Ideas for keeping your home value high.

It is no secret that a home is one of the biggest investments you will make in your lifetime. One of the best ways to preserve or even increase the value of your investment is to keep your home in great shape. While most of us would like to make major improvements such as a new kitchen with the latest appliances or a bathroom equipped with a fancy hot tub, that is not always financially possible. However, you might be surprised to learn that some simple and inexpensive improvements can go a long way in increasing the value of your home.

Here are some of the things you can do:

Landscape. One of the easiest ways to improve your home is to spruce up your yard. Rake leaves, cut the lawn, remove weeds, prune trees, and mulch flowerbeds. Planting flowers can also be a great way to increase curb appeal and the value of your home should you sell it someday.

Give it a fresh coat of paint, inside and out. Nothing makes a home look more unkempt than peeling paint. If you can afford a professional painter, great. If not, consider holding a painting party with some of your closest friends. Reward them for their work with pizza and drinks.

Put up new window treatments. Nothing warms a house like curtains and blinds. Make sure yours are clean and attractive.

Make minor repairs. Do you have a leaky faucet or loose doorknobs? Repair them. Small things such as this can make a house seem worn or tired.

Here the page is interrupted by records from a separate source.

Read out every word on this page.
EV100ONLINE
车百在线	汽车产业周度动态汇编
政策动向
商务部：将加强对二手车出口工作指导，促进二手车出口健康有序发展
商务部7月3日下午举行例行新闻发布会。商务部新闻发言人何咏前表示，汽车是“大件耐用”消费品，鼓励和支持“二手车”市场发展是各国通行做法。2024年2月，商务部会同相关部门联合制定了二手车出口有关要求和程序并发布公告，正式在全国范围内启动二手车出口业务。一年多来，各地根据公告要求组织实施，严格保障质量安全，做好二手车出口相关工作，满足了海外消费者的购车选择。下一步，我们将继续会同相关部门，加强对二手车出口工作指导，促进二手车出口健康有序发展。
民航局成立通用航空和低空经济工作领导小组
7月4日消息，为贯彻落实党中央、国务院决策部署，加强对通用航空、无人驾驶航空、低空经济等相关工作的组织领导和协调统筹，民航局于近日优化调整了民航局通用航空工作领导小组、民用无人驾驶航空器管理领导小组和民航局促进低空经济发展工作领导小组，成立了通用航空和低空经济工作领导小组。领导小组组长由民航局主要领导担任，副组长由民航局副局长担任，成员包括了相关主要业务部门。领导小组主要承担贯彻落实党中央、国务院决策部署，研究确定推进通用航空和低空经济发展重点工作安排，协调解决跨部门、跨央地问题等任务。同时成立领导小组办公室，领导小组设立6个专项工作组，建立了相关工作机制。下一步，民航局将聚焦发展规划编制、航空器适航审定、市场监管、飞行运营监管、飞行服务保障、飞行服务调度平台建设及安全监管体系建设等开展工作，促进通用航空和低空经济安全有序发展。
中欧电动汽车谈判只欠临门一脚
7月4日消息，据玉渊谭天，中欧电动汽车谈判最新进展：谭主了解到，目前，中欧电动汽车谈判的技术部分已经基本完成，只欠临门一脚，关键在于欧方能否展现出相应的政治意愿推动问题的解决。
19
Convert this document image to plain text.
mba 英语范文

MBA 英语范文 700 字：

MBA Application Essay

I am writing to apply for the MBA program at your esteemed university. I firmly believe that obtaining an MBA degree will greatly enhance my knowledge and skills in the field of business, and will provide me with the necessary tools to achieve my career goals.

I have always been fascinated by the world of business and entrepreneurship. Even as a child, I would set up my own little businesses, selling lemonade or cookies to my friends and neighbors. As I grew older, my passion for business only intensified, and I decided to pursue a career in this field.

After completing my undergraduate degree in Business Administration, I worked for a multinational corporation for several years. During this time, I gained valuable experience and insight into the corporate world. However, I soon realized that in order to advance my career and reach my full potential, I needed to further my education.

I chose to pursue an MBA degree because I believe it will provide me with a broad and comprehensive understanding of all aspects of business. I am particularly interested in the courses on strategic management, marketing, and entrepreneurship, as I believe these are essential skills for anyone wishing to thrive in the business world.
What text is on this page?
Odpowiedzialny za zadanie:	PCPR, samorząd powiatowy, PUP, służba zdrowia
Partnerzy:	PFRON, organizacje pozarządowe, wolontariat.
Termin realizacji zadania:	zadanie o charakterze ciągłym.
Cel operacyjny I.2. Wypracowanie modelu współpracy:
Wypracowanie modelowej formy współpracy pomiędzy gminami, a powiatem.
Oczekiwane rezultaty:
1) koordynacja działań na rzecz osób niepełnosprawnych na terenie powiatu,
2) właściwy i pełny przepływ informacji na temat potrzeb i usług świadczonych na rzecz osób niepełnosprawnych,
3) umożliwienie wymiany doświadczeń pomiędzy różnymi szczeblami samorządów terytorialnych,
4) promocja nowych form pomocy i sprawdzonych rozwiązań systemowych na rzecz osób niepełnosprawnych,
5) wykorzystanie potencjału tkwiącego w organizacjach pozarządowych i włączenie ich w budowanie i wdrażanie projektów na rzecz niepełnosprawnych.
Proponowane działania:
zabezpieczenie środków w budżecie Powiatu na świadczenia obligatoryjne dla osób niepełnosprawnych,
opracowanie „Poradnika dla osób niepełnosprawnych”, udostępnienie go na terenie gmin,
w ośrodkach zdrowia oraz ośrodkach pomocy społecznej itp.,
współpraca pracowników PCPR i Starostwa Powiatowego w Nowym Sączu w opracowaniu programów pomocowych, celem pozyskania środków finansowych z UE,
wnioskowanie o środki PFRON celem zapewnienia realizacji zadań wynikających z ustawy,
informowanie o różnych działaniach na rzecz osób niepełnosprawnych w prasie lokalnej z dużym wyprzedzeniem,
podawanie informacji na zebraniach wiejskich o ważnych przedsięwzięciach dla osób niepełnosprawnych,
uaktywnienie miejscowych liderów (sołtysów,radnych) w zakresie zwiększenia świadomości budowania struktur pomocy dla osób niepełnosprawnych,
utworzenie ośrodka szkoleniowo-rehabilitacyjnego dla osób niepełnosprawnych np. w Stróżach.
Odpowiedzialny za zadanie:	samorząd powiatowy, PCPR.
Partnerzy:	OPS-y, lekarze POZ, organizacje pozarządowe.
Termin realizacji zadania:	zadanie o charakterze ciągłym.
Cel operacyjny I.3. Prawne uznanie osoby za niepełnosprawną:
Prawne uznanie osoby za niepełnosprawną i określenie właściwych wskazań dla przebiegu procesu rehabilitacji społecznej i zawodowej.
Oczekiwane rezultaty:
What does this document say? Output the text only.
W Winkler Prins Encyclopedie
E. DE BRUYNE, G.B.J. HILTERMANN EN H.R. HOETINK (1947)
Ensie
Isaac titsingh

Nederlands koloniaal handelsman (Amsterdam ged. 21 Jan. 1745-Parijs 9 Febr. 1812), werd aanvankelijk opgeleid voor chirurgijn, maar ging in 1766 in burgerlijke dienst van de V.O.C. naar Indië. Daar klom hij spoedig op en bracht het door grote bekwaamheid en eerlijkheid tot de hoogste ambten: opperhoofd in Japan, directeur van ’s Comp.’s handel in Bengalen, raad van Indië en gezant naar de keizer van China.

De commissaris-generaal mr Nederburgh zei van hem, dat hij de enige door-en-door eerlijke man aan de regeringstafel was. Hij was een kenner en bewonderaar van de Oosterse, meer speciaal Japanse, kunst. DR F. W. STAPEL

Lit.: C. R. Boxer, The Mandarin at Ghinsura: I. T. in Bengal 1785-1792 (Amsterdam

Improve your kitchen and baths. Your kitchen and bathroom(s) are the most important rooms in your home. If you have old-fashioned cabinets and do not have the money to replace them, consider having them refaced—replacing just the front of your cabinets. You will save considerably and will make your kitchen appear new. To give your bathroom a nice appearance, re-grout the tile. It is an easy process and will make your bathroom look new.

Replace worn carpeting. Worn or dirty carpet can make even a newer home look old. If you cannot afford to replace carpeting, arrange to have it cleaned. If you have hardwoods underneath your carpeting, consider removing the carpet altogether, and showing those beautiful floors off.

If you want to learn more about ways to improve your home, consider taking a class at a national home improvement store. There are a variety of courses open to the public, including painting, wallpapering and installing tile. The more things you can fix yourself, the more money you will save. Plus, you will have a whole new appreciation for your home, knowing you worked so hard to improve it.